Hay un concepto enfermizo de no injerencia en los asuntos internos de los Estados que es alentado con entusiasmo por los más feroces dictadores que plagan nuestro planeta, apoyados en un falso principio de soberanía nacional que no tiene en cuenta debidamente la fuente legítima de esa soberanía.
Debería estar claro a estas alturas de la historia que el concepto de soberanía nacional se aparta del derecho exclusivo de los gobernantes para establecerse en los derechos de los gobernados. Este concepto se remonta ya a más de dos siglos, cuando eran los monarcas quienes ostentaban la función de soberanos. Rousseau efectúa a fines del siglo XVIII un giro en la historia de la soberanía. Este giro consiste en hacer de la soberanía del pueblo una realidad, un acto, cuando anteriormente esta noción no representaba más que una potencialidad. Con Rousseau se pasa de una soberanía del pueblo virtual o potencial a una soberanía del pueblo como protagonista de sus actos.
Hay que señalar, sin embargo, que incluso antes de Rousseau la soberanía del pueblo era considerada como fundamento posible de la legitimidad del poder político, pero quedaba neutralizada por la potestad de los monarcas. A partir de Rousseau, la soberanía del pueblo proporciona la auténtica legitimidad y validez de la soberanía, tanto en relación con los términos del contrato social como con el concepto de voluntad general. El pueblo es el sujeto de esa voluntad general y también su objeto, por lo cual es el sujeto real y en acto de la soberanía: «... estando formado el cuerpo soberano por los particulares, no tiene ni puede tener interés contrario al de ellos; por consecuencia, la soberanía no tiene necesidad de dar ninguna garantía a los súbditos, porque es imposible que el cuerpo quiera perjudicar a sus miembros» (J.J. ROUSSEAU, El Contrato social, cap. VII). Es decir, el gobierno no otorga derechos sino que se limita a defender los derechos inalienables del pueblo en la administración del Estado y la metáfora ilustra que es el cuerpo con todos sus miembros el que ostenta la soberanía y la cabeza sólo lo dirige.

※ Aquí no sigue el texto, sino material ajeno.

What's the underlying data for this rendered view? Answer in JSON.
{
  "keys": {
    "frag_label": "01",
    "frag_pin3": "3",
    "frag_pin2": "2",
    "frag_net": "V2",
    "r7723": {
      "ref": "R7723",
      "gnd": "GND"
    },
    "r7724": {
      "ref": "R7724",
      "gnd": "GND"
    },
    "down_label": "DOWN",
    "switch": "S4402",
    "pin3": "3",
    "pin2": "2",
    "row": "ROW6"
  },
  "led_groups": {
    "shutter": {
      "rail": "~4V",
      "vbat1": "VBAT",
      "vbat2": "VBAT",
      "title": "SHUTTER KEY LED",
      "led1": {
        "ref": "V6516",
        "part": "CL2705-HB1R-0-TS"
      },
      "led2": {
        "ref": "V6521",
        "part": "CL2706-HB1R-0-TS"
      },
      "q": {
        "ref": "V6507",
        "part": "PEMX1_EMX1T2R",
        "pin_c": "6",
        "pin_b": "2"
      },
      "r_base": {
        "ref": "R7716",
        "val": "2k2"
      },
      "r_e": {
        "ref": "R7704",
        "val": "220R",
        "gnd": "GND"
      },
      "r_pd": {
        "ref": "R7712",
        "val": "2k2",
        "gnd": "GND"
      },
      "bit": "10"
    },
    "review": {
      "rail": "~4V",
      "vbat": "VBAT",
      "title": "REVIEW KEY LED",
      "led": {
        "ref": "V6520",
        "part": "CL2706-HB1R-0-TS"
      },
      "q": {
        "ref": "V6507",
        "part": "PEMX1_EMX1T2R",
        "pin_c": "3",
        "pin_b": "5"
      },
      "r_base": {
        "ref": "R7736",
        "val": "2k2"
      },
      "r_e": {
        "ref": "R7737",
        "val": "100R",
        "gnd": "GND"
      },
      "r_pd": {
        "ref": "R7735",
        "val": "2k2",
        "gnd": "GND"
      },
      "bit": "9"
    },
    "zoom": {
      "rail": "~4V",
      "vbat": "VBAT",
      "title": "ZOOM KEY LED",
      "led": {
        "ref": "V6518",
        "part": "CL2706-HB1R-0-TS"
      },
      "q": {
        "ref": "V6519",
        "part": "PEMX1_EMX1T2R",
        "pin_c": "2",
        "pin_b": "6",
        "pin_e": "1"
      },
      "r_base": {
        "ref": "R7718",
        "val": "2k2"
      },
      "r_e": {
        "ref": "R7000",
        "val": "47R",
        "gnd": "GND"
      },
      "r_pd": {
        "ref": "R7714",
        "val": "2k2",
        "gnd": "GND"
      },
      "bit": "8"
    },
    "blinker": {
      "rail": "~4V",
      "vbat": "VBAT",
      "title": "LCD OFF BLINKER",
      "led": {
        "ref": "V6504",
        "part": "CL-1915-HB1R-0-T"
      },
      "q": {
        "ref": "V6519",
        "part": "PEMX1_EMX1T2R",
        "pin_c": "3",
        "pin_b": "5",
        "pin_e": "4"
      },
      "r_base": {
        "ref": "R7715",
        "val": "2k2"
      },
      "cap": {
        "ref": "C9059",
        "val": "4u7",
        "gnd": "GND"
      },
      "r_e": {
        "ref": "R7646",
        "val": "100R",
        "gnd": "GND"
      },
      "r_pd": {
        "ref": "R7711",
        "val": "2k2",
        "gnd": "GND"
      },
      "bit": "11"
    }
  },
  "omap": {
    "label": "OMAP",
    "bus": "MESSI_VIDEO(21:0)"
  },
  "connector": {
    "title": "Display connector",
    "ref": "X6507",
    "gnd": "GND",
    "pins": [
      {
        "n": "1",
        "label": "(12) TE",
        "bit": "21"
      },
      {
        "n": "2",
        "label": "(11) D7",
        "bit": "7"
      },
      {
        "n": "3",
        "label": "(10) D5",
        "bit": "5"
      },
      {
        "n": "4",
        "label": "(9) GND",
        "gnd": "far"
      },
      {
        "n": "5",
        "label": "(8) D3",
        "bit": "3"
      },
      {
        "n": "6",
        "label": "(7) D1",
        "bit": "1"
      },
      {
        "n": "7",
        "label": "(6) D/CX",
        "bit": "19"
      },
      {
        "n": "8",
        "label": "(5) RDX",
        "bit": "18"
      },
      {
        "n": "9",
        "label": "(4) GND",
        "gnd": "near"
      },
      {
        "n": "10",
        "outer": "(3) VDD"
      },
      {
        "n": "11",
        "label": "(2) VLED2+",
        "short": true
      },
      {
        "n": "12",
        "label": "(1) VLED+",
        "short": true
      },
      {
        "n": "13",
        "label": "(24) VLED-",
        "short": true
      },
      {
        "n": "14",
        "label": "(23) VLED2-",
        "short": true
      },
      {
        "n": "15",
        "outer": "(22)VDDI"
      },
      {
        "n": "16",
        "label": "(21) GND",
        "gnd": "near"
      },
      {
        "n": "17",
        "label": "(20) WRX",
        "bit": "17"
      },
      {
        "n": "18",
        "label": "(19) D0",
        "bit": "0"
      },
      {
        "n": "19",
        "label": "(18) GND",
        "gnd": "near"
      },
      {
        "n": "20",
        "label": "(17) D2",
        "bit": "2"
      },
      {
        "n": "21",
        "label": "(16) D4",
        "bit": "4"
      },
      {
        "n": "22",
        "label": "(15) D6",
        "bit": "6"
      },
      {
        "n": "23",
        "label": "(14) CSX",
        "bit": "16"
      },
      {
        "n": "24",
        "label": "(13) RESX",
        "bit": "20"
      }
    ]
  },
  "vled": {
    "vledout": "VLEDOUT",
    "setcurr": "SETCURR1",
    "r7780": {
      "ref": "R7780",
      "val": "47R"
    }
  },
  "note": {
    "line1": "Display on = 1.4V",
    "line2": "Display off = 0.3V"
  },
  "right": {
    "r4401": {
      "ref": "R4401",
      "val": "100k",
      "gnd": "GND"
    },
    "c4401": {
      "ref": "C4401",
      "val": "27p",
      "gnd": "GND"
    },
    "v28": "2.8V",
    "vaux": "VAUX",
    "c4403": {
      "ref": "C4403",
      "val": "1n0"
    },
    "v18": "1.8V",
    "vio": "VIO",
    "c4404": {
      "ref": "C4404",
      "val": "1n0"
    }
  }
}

Los autoritarismos y totalitarismos modernos tergiversan los conceptos para regresar a la época monárquica, ostentando una "soberanía nacional" que implica un principio de "no injerencia" en los "asuntos internos" presuntamente dirigidos por el nuevo gobierno "soberano".
La intervención militar en Libia, autorizada por las Naciones Unidas en 2011 estableció un precedente justificatorio de injerencia en los asuntos internos de un Estado fallido donde se están cometiendo graves actos de lesa humanidad. El 26 de febrero de ese año el Consejo de Seguridad impuso sanciones no militares a Libia (Res. 1970). Al cabo de cuatro días, la Asamblea General expulsó a Libia del Consejo de Derechos Humanos. En menos de un mes, el 17 de marzo, el Consejo de Seguridad amplió e intensificó sus sanciones (Res. 1973) imponiendo sanciones militares. Consiguientemente, el 18 de marzo, una «coalición internacional», liderada por Francia y de la que formaron parte Estados Unidos y el Reino Unido dio comienzo a la operación 'Odisea al amanecer' contra las fuerzas armadas de Gadafi.
¿Qué es lo que impide una acción similar en Venezuela, un Estado fallido martirizado por un cruel dictador?